Трамвай с шумом рассекал воздух. Еще видя невидное людям солнце, блестела адмиралтейская игла, городовые чинно подымали белые палки, и множество – среди всяких других – двигалось над тротуаром нежных лиц женщин с равнодушно смотрящими глазами, чистых в своей неизвестности, ярких и безответных.
Приятели шли, замедляя шаг; им некуда было торопиться, и они не знали, куда идут. Крыга почти с ненавистью взглянул на шагающего рядом Иванова и остановился.
– Куда идем? – сказал Крыга. – Мне что-то не по себе. Я, видимо, протрезвел. С души воротит. Что мы будем делать на поплавке? Выпьем графин водки? Общение душ устроим? Тайну неба похитим? Прекрасную незнакомку встретим? Графин, два графина, три графина, – хочешь ты сказать, Иванов… Допустим – три. Мы, черт его знает, – монстры какие-то. Нам всем вместе неполных сто лет, здоровья для Петербурга довольно, дураками тоже не назовешь, а ведь над нами любой богомолке заплакать не оскорбительно.
– Для разнообразия и я на эту тему поговорить люблю, – сказал, зевая, Кильдин, – да ведь все это не настоящее…
– Ты идиот, – перебил Иванов, – тут как-то в рассеянной толкучке этой ловишь по частям вечное.
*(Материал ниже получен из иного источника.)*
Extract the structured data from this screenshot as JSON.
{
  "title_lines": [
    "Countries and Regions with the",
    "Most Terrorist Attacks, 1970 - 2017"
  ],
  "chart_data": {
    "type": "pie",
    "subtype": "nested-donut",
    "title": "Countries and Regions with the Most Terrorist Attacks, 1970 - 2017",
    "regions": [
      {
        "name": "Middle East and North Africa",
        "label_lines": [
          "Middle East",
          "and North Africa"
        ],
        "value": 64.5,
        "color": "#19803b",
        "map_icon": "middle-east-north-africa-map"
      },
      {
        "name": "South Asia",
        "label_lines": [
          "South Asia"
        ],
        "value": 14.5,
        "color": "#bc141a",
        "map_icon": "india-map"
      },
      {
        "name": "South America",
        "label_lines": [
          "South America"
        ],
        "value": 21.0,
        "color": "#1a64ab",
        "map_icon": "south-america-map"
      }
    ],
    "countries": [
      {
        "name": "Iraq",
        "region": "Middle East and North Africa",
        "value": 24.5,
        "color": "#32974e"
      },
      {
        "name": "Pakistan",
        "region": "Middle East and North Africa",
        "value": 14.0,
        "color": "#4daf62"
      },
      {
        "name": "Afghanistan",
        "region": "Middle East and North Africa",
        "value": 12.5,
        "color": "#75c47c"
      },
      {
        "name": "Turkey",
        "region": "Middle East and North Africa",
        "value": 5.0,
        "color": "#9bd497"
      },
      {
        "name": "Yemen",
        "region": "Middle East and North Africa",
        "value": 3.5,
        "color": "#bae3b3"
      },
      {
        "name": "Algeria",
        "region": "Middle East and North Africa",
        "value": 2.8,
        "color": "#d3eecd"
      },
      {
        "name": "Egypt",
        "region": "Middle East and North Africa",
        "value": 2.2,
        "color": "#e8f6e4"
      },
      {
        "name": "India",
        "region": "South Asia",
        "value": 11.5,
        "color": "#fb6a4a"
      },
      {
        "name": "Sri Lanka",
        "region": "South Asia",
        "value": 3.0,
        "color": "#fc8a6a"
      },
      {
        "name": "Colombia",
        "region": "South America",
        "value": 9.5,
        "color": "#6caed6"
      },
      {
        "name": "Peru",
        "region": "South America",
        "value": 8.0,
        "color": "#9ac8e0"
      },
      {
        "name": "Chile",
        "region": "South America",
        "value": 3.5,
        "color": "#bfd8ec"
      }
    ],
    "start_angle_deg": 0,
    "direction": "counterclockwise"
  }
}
Раздражает – да, не удовлетворяет – да, а все-таки здесь ближе к себе, понимаешь, чувствуешь свою сущность.
– А вот что, – сказал Крыга, – выйдем из шаблона хоть раз, побродим в одиночку… Нате вам по пяти рублей, обойдите вы от зари полгорода: может, хоть вас автомобиль переедет, – все-таки интереснее.
– А что же! – лукаво, но горячо, в тон Крыге, произнес Иванов. – Сделаться на час искателем приключений! Давай деньги, дорожные расходы необходимы.
Кильдин, приободрившись, протянул руку.
– И мне, – сказал он. – Но ведь ты придумал интересную штуку, Крыга… Только знаешь что? Дай мне еще рубль, я тебе завтра отдам.
– Нет! – уже увлеченный случайной своей выдумкой, вскричал Крыга. – Ведь может же быть что-нибудь.
На миг каждый поверил этому, – тон голоса Крыги прозвучал детской верой в дракона. И каждому из них дракон был необходим, как воздух и хлеб; дракона же не было, лишь в зоологическом саду крылатое из картона туловище дышало горящей паклей, а Брунгильда[4] Ляпкова держалась за хребет чудовища безопасней, чем за ременную петлю трамвая.
Миг, как всякий миг, кончился скоро, оборвался на голубой вспышке проволоки; ни говорить, ни думать об этом более не хотелось; однако, еще будучи в плену выдумки, Крыга сказал:
– И я бродячую бессонницу делить буду. До завтра в кафе! Если б хоть одному из нас повезло!
Поговорив немного, все трое разошлись в разные стороны. Иванов, сжимая в кармане и в кулаке золотой, подошел к углу, с перехваченным радостью горлом купил двадцать пять штук папирос, взял под руку жизнерадостную брюнетку, позвал извозчика, сел и поехал.
Кильдин, бессознательно улыбаясь, вышел к Пассажу, понял, что жить радостно и легко, взял под руку задорно болтливую блондинку, позвал извозчика, сел и поехал.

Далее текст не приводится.